Photo: Dan Lockton/Flickr
Cleaners at the John Lewis on Oxford Street have successfully stopped the proposed cuts to their jobs and hours and the accompanying fourfold intensification of their workload. Not only this, but they also won a 10 per cent pay rise, back-dated to March this year. The cleaners’ success follows a high-profile campaign including strikes, flying-pickets, demonstrations and even an invasion of the store. The campaign started in May when the cleaners joined the IWW Cleaners Branch (recently relaunched as the IWGB) after being informed by John Lewis’ cleaning contractor ICM that they faced 50 per cent job losses accompanied by a 50 per cent cut in hours for those that weren’t sacked – meaning a fourfold increase in the workload for half the pay!
The campaign kicked of with a mass leafleting of the store on 22 July which was followed by a large demonstration on the busy pavement outside the store. With the union’s gigantic red flags, air horns and whistles it was impossible to ignore the over hundred boisterous supporters mobilised by the union – they could be heard on the top floor of the store. This demonstration forced ICM to begin negotiations with the cleaners but talks collapsed following ICM’s refusal to stop the cuts or recognise the union. The cleaners balloted for strike action, gaining a turnout of 80 per cent with 90 per cent voting in favour.
Friday 13th of July proved unlucky for John Lewis as the first strike in its history commenced at 5.30 that morning. ICM brought in scabs from Peter Jones (also owned by John Lewis), so with the picket line swelling a flying-picket was sent to Peter Jones to try and dissuade cleaners at this store from crossing the picketing line at Oxford Street while putting more pressure on John Lewis by spreading the message to staff and customers at this additional store. The manger of Peter Jones responded by calling the police, but was disappointed to find out that, even in Kensington and Chelsea, it isn’t illegal to hand out flyers. At 1.30pm the demonstration turned into a store invasion as flags, air horns and drums were taken into the store and speeches given on the shop floor by union activists. This historic action was followed the very next day by another mass demonstration – this time with police protecting the entrance to the store.
The audacity and power of these actions forced John Lewis and ICM back to negotiating table but once more they refused to make any real concessions (beyond a few gift vouchers).

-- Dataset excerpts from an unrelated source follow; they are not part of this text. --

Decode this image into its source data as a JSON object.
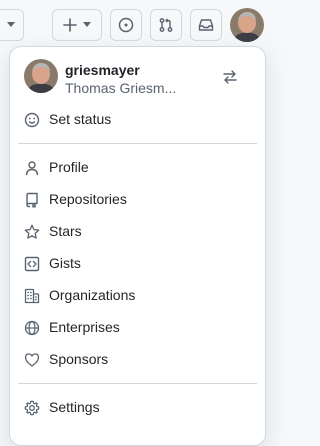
{
  "topbar": {
    "icons": [
      "triangle-down-icon",
      "plus-icon",
      "issue-opened-icon",
      "git-pull-request-icon",
      "inbox-icon"
    ]
  },
  "user": {
    "username": "griesmayer",
    "full_name": "Thomas Griesm..."
  },
  "menu": {
    "status_label": "Set status",
    "items": [
      {
        "label": "Profile",
        "icon": "person-icon"
      },
      {
        "label": "Repositories",
        "icon": "repo-icon"
      },
      {
        "label": "Stars",
        "icon": "star-icon"
      },
      {
        "label": "Gists",
        "icon": "code-square-icon"
      },
      {
        "label": "Organizations",
        "icon": "organization-icon"
      },
      {
        "label": "Enterprises",
        "icon": "globe-icon"
      },
      {
        "label": "Sponsors",
        "icon": "heart-icon"
      }
    ],
    "settings_label": "Settings"
  },
  "colors": {
    "text": "#1f2328",
    "muted": "#59636e",
    "border": "#d1d9e0",
    "bg": "#f6f8fa"
  }
}
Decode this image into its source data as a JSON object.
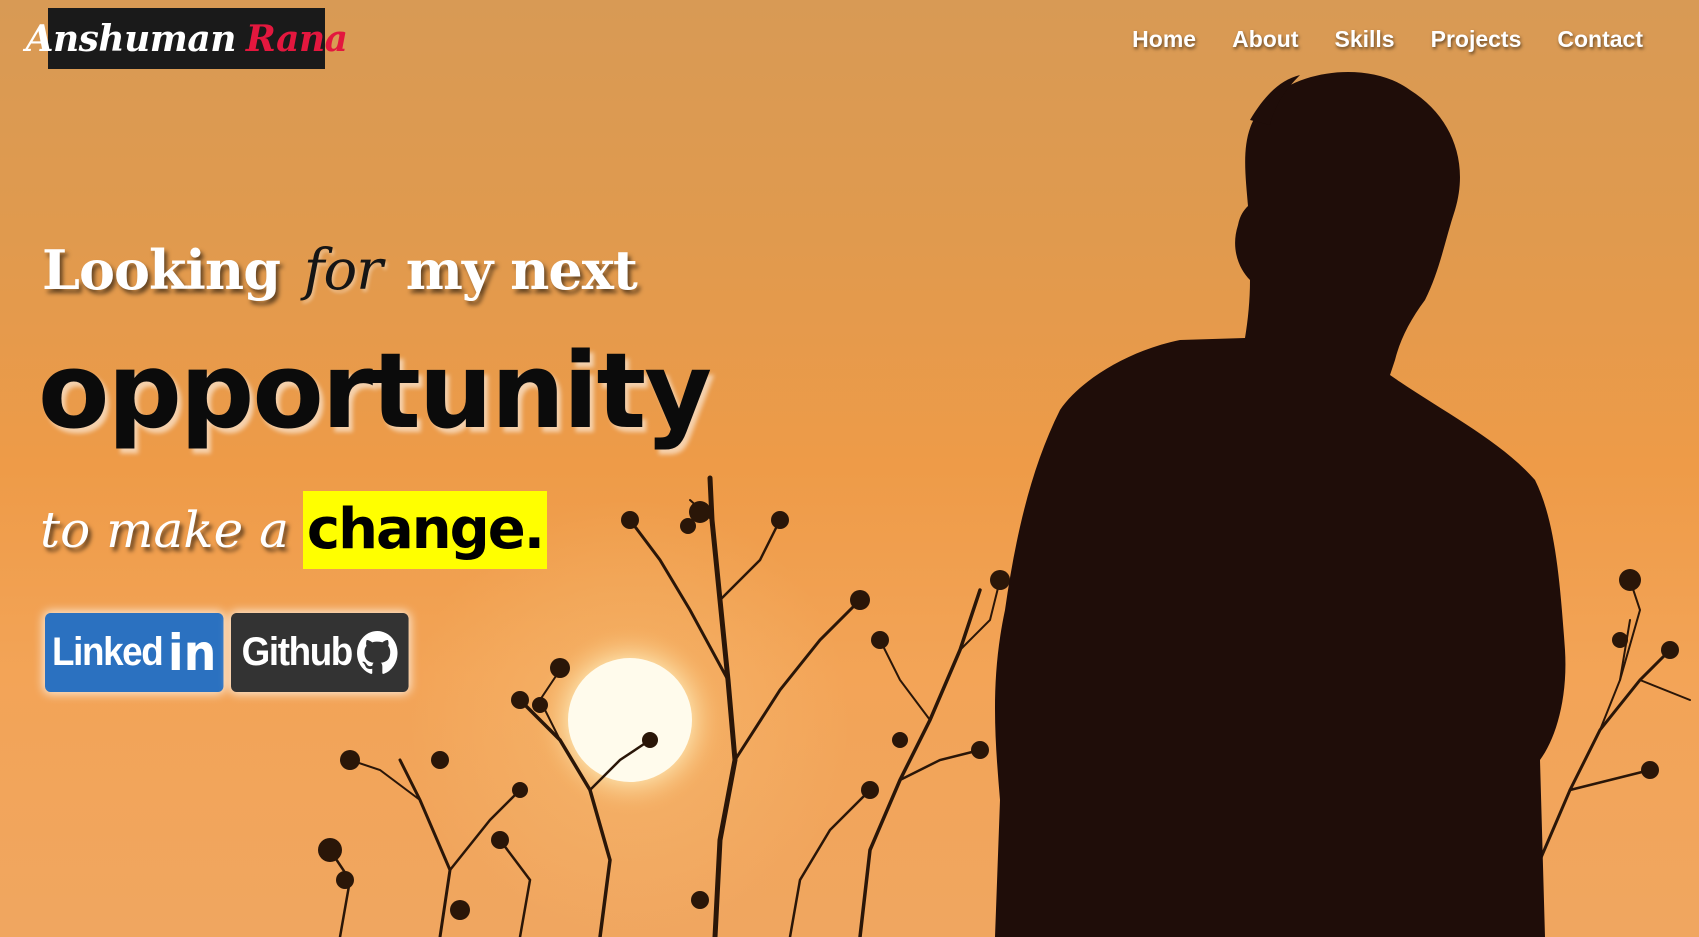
{
  "logo": {
    "first_name": "Anshuman",
    "last_name": "Rana"
  },
  "nav": {
    "items": [
      {
        "label": "Home"
      },
      {
        "label": "About"
      },
      {
        "label": "Skills"
      },
      {
        "label": "Projects"
      },
      {
        "label": "Contact"
      }
    ]
  },
  "hero": {
    "line1_before": "Looking",
    "line1_script": "for",
    "line1_after": "my next",
    "line2": "opportunity",
    "line3_lead": "to make a",
    "line3_highlight": "change."
  },
  "buttons": {
    "linkedin_label": "Linked",
    "linkedin_icon_text": "in",
    "github_label": "Github"
  },
  "icons": {
    "linkedin": "linkedin-logo-icon",
    "github": "github-octocat-icon"
  },
  "colors": {
    "logo_bg": "#1a1a1a",
    "logo_accent": "#e3173e",
    "highlight": "#ffff00",
    "linkedin_blue": "#2b71c0",
    "github_dark": "#333333"
  }
}
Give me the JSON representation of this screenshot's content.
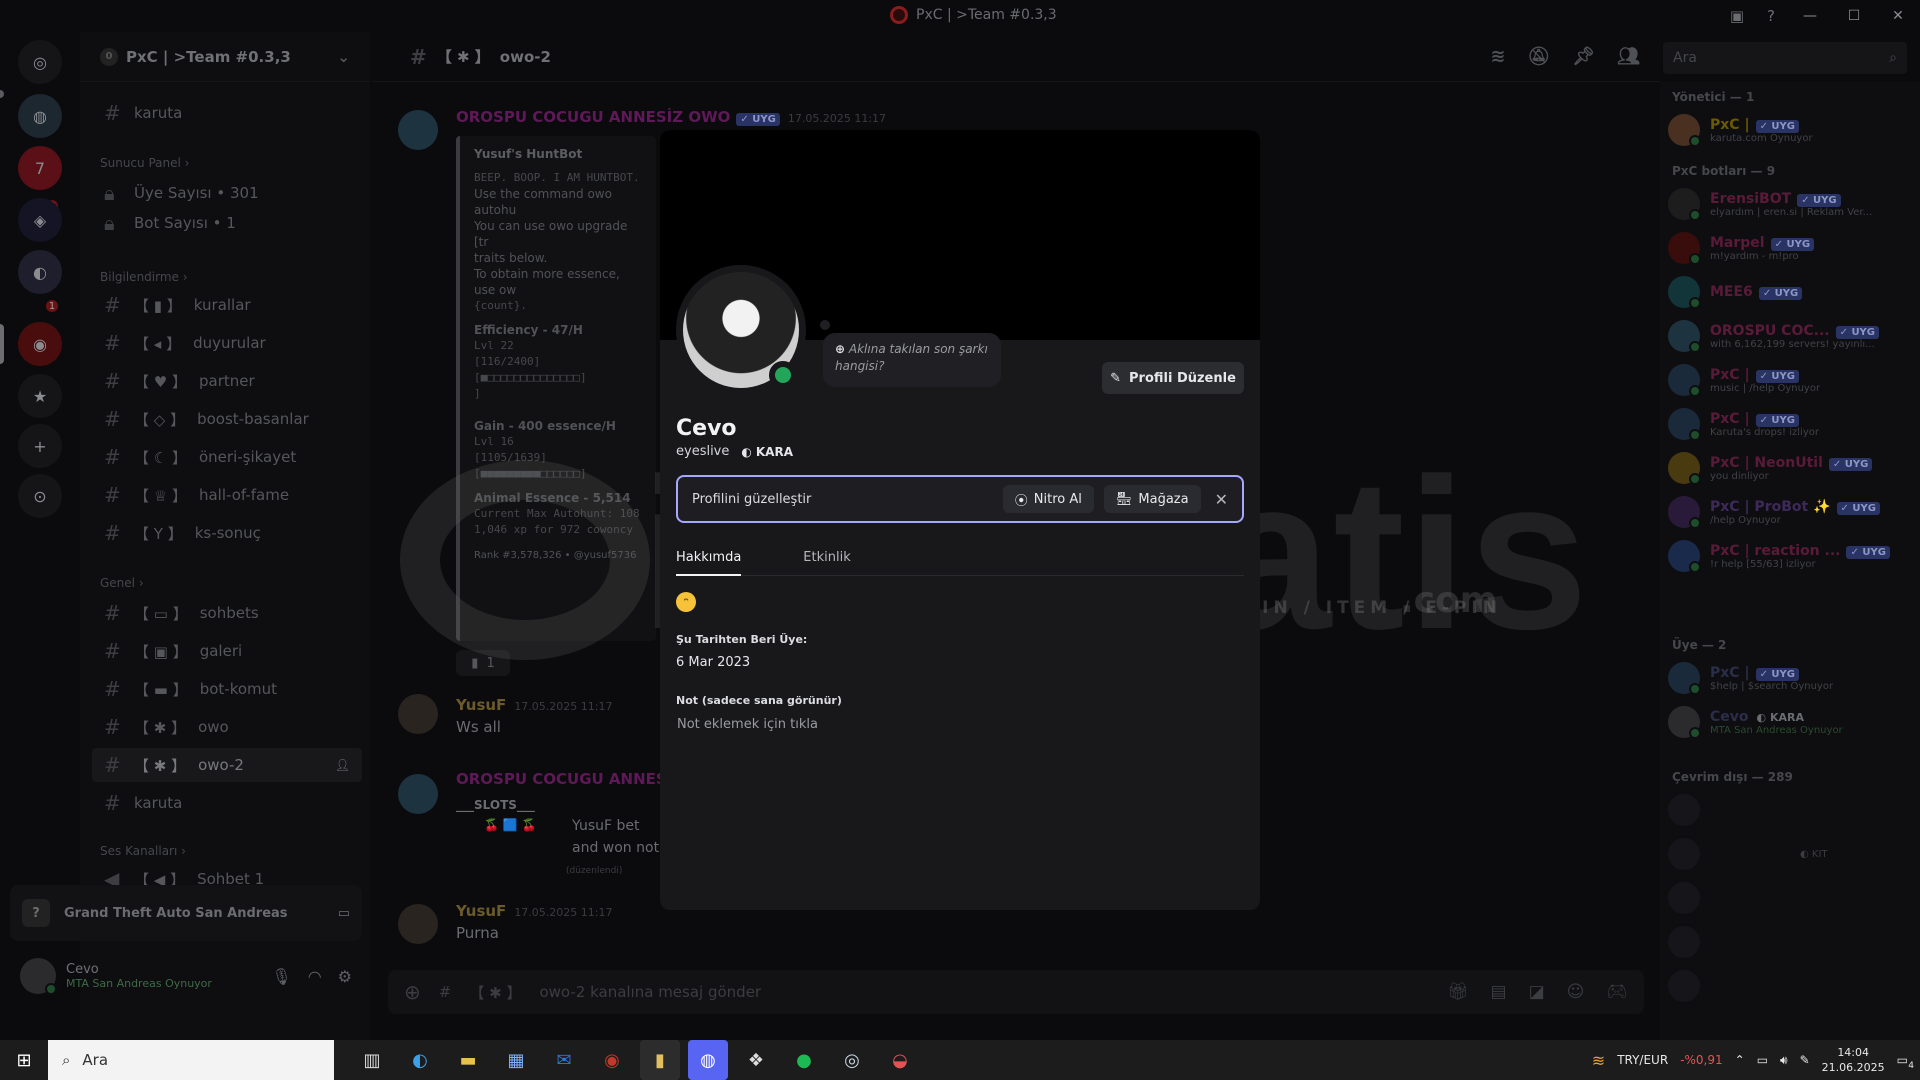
{
  "window": {
    "title": "PxC | >Team #0.3,3"
  },
  "server": {
    "name": "PxC | >Team #0.3,3",
    "member_badge": "0"
  },
  "rail": {
    "badges": [
      "3",
      "1"
    ]
  },
  "channels": {
    "top": "karuta",
    "cat_panel": "Sunucu Panel",
    "uye_sayisi": "Üye Sayısı • 301",
    "bot_sayisi": "Bot Sayısı • 1",
    "cat_bilgi": "Bilgilendirme",
    "kurallar": "kurallar",
    "duyurular": "duyurular",
    "partner": "partner",
    "boost": "boost-basanlar",
    "oneri": "öneri-şikayet",
    "hof": "hall-of-fame",
    "ks": "ks-sonuç",
    "cat_genel": "Genel",
    "sohbets": "sohbets",
    "galeri": "galeri",
    "botkomut": "bot-komut",
    "owo": "owo",
    "owo2": "owo-2",
    "karuta2": "karuta",
    "cat_ses": "Ses Kanalları",
    "sohbet1": "Sohbet 1"
  },
  "activity": {
    "game": "Grand Theft Auto San Andreas"
  },
  "user": {
    "name": "Cevo",
    "status": "MTA San Andreas Oynuyor"
  },
  "chat_header": {
    "channel": "owo-2",
    "search_placeholder": "Ara"
  },
  "messages": {
    "m1": {
      "author": "OROSPU COCUGU ANNESİZ OWO",
      "tag": "✓ UYG",
      "time": "17.05.2025 11:17"
    },
    "embed": {
      "title": "Yusuf's HuntBot",
      "line1": "BEEP. BOOP. I AM HUNTBOT.",
      "line2": "Use the command owo autohu",
      "line3": "You can use owo upgrade [tr",
      "line4": "traits below.",
      "line5": "To obtain more essence, use ow",
      "line6": "{count}.",
      "eff": "Efficiency - 47/H",
      "eff_lvl": "Lvl 22",
      "eff_prog": "[116/2400]",
      "gain": "Gain - 400 essence/H",
      "gain_lvl": "Lvl 16",
      "gain_prog": "[1105/1639]",
      "essence": "Animal Essence - 5,514",
      "current": "Current Max Autohunt: 108",
      "xp": "1,046 xp for 972 cowoncy",
      "rank": "Rank #3,578,326 • @yusuf5736"
    },
    "reaction_count": "1",
    "m2": {
      "author": "YusuF",
      "time": "17.05.2025 11:17",
      "text": "Ws all"
    },
    "m3": {
      "author": "OROSPU COCUGU ANNESİZ",
      "slots": "___SLOTS___",
      "bet": "YusuF bet",
      "won": "and won noth",
      "edited": "(düzenlendi)"
    },
    "m4": {
      "author": "YusuF",
      "time": "17.05.2025 11:17",
      "text": "Purna"
    }
  },
  "input": {
    "placeholder": "owo-2 kanalına mesaj gönder"
  },
  "members": {
    "cat_admin": "Yönetici — 1",
    "admin": {
      "name": "PxC |",
      "tag": "✓ UYG",
      "status": "karuta.com Oynuyor"
    },
    "cat_bots": "PxC botları — 9",
    "bots": [
      {
        "name": "ErensiBOT",
        "tag": "✓ UYG",
        "status": "elyardım | eren.si | Reklam Ver..."
      },
      {
        "name": "Marpel",
        "tag": "✓ UYG",
        "status": "m!yardım - m!pro"
      },
      {
        "name": "MEE6",
        "tag": "✓ UYG",
        "status": ""
      },
      {
        "name": "OROSPU COC...",
        "tag": "✓ UYG",
        "status": "with 6,162,199 servers! yayınlı..."
      },
      {
        "name": "PxC |",
        "tag": "✓ UYG",
        "status": "music | /help Oynuyor"
      },
      {
        "name": "PxC |",
        "tag": "✓ UYG",
        "status": "Karuta's drops! izliyor"
      },
      {
        "name": "PxC | NeonUtil",
        "tag": "✓ UYG",
        "status": "you dinliyor"
      },
      {
        "name": "PxC | ProBot ✨",
        "tag": "✓ UYG",
        "status": "/help Oynuyor"
      },
      {
        "name": "PxC | reaction ...",
        "tag": "✓ UYG",
        "status": "!r help [55/63] izliyor"
      }
    ],
    "cat_uye": "Üye — 2",
    "uye": [
      {
        "name": "PxC |",
        "tag": "✓ UYG",
        "status": "$help | $search Oynuyor"
      },
      {
        "name": "Cevo",
        "tag": "KARA",
        "status": "MTA San Andreas Oynuyor"
      }
    ],
    "cat_offline": "Çevrim dışı — 289",
    "offline_tag": "KIT"
  },
  "watermark": {
    "brand": "itemsatis",
    "sub": "HESAP / SKIN / ITEM / E-PIN",
    "dom": ".com"
  },
  "profile": {
    "song_prompt": "Aklına takılan son şarkı hangisi?",
    "edit_button": "Profili Düzenle",
    "display_name": "Cevo",
    "username": "eyeslive",
    "clan": "KARA",
    "nitro_text": "Profilini güzelleştir",
    "nitro_button": "Nitro Al",
    "shop_button": "Mağaza",
    "tab_about": "Hakkımda",
    "tab_activity": "Etkinlik",
    "member_since_label": "Şu Tarihten Beri Üye:",
    "member_since": "6 Mar 2023",
    "note_label": "Not (sadece sana görünür)",
    "note_placeholder": "Not eklemek için tıkla"
  },
  "taskbar": {
    "search": "Ara",
    "currency": "TRY/EUR",
    "change": "-%0,91",
    "time": "14:04",
    "date": "21.06.2025",
    "notif": "4"
  }
}
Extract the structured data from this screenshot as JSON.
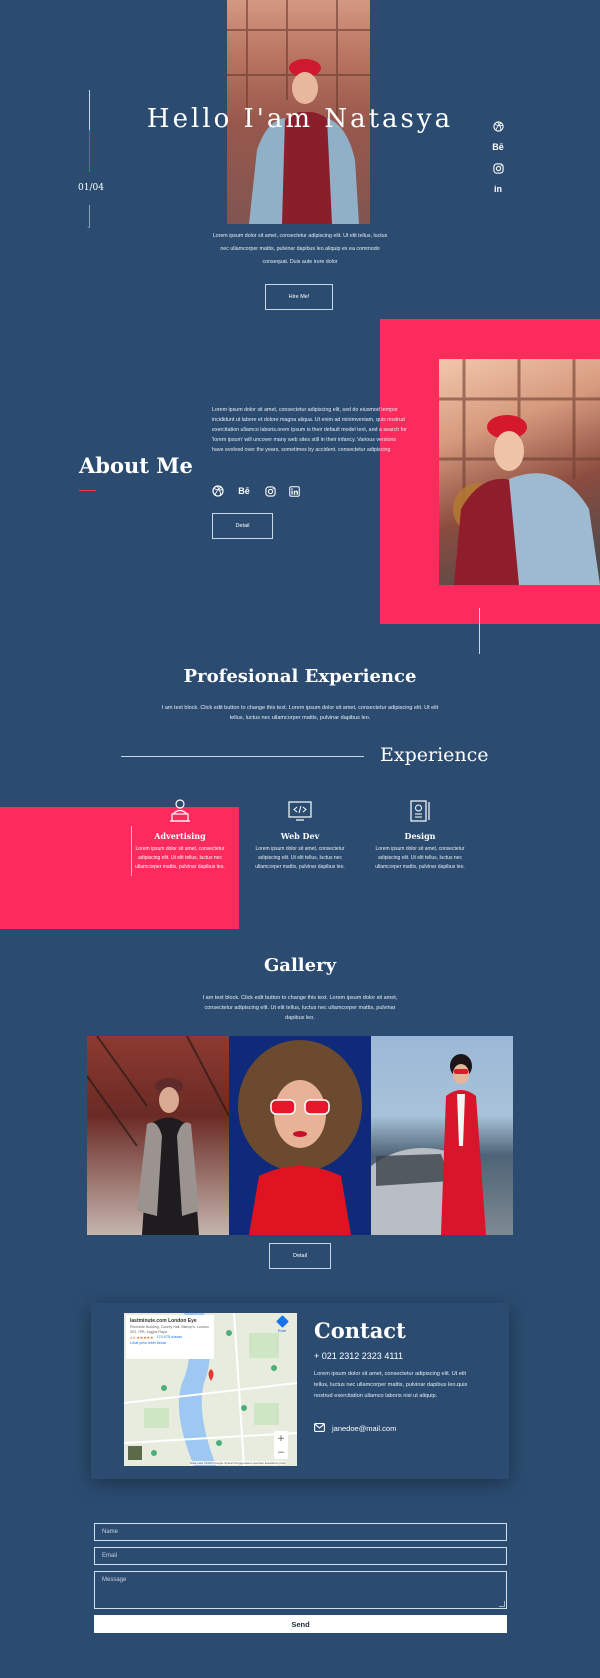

The cleaners response was to strike again on 20 July and this time a flying-picket was sent to John Lewis’ HQ. The next strike was planned for the following Thursday – the same day as the Olympic Torch was due to pass by the store, having already gained press coverage in the Independent and Guardian John Lewis finally forced ICM to enter into real negotiations. With the cleaners’ victory assured, the strike was called off.
The success of the IWW’s campaign shows that even small numbers of workers, when acting collectively, can win. The cleaners succeeded for several reasons. Firstly, they were not afraid to use direct action tactics such as strikes and workplace invasions and occupations. Secondly, they were creative and visually, audibly and spatially multiplied the impact of their demonstrations. Thirdly, they made good use of the internet (the IWW Cleaners’ Branch has a thousand facebook friends and additionally could draw upon the IWW’s large email list of labour activists which ensured a large turnout at demonstrations and pickets even when only publicised a few days beforehand.) Finally, they strategically seized opportunities: they used John Lewis’ ethical public image and the approaching Olympics to ramp up the pressure.
The cleaners of John Lewis have shown how strikes can be won, wider labour and activist movements can learn from their success.